Billions of TV and production dollars going into
major streaming
platforms might eventually ding big legacy media players. Do they have an alternative path, evolving with more streaming low-cost options? And what about cutting costs?
So if you are a
Disney+, HBO Max, Peacock, Paramount+, discovery+, AMC+ -- you need to walk this tightrope.
But also look out of the corner of your eye.
As we enter the upfront TV advertising season,
observe those new free, ad-supported video-on-demand platforms that do not always need scores of top original, fresh produced content.
Consider Fox Corp., which won't be making huge capital
expenditures on entertainment-focused content, since it isn't playing in the premium streaming space that others are dancing around in -- where there is a need to spend at least $8 billion to $10
billion a year.
(Even then, what will that bring when Netflix is spending $17 billion?)
In a recent earnings phone call, Lachlan Murdoch, chief executive officer of Fox Corp., says the
company has the ability to kind of transform business to where it can tightly control its programming costs in a way that really has not been achievable before.
Murdoch cited the Bento
Box acquisition of a few years ago -- "so we can control more of our animation costs." And then buying TMZ, to produce "high-quality factual content and specials."
Fox also made another
production company purchase, MarVista Entertainment, which is focusing in part on boosting Fox's free, ad-supported platform, Tubi.
But the push for Tubi into "originals" seems extremely
modest.

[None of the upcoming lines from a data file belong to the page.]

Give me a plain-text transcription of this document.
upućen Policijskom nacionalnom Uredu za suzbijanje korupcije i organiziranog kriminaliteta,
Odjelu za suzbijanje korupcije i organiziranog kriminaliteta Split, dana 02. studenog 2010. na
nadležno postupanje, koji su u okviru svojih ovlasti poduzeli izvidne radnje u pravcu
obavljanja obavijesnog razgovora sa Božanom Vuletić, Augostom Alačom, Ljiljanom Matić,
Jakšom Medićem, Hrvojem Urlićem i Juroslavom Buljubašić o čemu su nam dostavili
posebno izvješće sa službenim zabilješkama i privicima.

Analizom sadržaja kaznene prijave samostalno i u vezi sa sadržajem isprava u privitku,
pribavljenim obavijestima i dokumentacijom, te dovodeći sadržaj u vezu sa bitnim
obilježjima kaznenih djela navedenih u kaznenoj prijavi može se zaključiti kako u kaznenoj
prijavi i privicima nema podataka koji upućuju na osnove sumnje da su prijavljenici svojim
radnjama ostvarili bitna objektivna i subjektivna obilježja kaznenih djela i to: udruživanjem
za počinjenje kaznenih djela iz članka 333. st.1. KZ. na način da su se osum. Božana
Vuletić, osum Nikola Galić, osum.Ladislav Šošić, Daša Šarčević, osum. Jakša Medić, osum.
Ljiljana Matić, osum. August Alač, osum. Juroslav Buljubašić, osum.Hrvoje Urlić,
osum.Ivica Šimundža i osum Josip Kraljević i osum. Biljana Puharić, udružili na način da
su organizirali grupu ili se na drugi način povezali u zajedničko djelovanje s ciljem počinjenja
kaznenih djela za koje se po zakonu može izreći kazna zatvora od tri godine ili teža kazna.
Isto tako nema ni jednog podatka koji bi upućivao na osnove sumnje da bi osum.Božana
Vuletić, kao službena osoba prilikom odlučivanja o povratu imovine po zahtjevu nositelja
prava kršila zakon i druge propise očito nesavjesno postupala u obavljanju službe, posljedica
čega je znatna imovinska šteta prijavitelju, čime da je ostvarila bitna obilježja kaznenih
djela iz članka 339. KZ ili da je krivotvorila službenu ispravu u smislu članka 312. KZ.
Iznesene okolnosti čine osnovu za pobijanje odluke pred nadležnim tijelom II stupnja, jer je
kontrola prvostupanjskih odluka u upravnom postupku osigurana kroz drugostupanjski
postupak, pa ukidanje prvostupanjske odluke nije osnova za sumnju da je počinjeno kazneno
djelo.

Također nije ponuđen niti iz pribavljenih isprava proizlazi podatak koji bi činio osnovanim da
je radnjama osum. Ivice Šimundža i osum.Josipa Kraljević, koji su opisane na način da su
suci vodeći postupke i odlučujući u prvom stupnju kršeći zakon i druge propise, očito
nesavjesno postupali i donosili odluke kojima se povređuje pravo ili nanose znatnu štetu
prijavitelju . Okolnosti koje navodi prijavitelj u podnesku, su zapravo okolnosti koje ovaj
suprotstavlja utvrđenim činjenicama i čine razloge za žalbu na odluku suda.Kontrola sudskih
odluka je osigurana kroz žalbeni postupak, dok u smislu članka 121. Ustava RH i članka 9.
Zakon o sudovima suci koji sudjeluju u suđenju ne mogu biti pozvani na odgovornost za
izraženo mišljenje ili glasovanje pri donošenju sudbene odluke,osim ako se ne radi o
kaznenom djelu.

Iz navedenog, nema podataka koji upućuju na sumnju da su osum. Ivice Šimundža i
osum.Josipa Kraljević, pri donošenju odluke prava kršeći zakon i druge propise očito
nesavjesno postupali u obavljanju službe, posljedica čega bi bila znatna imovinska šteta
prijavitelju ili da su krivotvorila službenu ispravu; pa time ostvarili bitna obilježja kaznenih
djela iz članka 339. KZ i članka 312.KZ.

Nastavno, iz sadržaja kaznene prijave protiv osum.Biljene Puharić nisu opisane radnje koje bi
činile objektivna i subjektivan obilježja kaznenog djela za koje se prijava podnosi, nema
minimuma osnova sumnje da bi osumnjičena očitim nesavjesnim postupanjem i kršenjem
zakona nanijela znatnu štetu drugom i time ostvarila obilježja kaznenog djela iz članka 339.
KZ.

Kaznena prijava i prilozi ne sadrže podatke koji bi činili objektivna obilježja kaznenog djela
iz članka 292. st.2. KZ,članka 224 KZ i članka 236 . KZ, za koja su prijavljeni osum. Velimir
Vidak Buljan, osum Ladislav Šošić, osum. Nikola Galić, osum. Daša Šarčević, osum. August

Fox is not thinking about billions of dollars in original programming content going to that free, ad-supported service.
Maybe it's enough -- as well as that for other more modest free,
ad-supported services: Paramount Global's Pluto TV, and Roku's The Roku Channel.

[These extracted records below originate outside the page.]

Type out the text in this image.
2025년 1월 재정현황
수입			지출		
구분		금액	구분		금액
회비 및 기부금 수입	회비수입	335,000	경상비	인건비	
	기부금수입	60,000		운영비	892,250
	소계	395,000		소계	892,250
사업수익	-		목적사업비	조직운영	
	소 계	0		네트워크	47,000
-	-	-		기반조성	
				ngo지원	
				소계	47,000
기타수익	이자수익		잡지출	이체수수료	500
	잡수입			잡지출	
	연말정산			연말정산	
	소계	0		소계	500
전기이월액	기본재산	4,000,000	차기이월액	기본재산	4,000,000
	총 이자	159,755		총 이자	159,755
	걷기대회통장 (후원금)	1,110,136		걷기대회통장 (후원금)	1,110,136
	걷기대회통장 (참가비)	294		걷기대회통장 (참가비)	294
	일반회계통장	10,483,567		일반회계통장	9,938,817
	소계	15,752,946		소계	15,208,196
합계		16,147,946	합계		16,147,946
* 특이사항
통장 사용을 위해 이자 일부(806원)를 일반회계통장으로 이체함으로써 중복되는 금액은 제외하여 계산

If you believe free, advertising-video on demand services -- also known as FAST, Free Advertising Supported
Television -- will continue to grow, wonder what happens when, in a few years' time, cost-saving consumers might be looking for advertising-free Netflix and Disney+ costing consumers $25 a month each,
with the forthcoming HBO Max/Discovery+ combination going for $32.
All of a sudden streaming is not cheap. But we are all too hooked by then.
When consumers' growing frustration again
hits this new “pay” TV business, many of those in business will be thankful they have a real low-cost, ad-free service around.
Free, that is, for consumers. The downside? They will
probably be paying $120 a month for some good 5G service by then.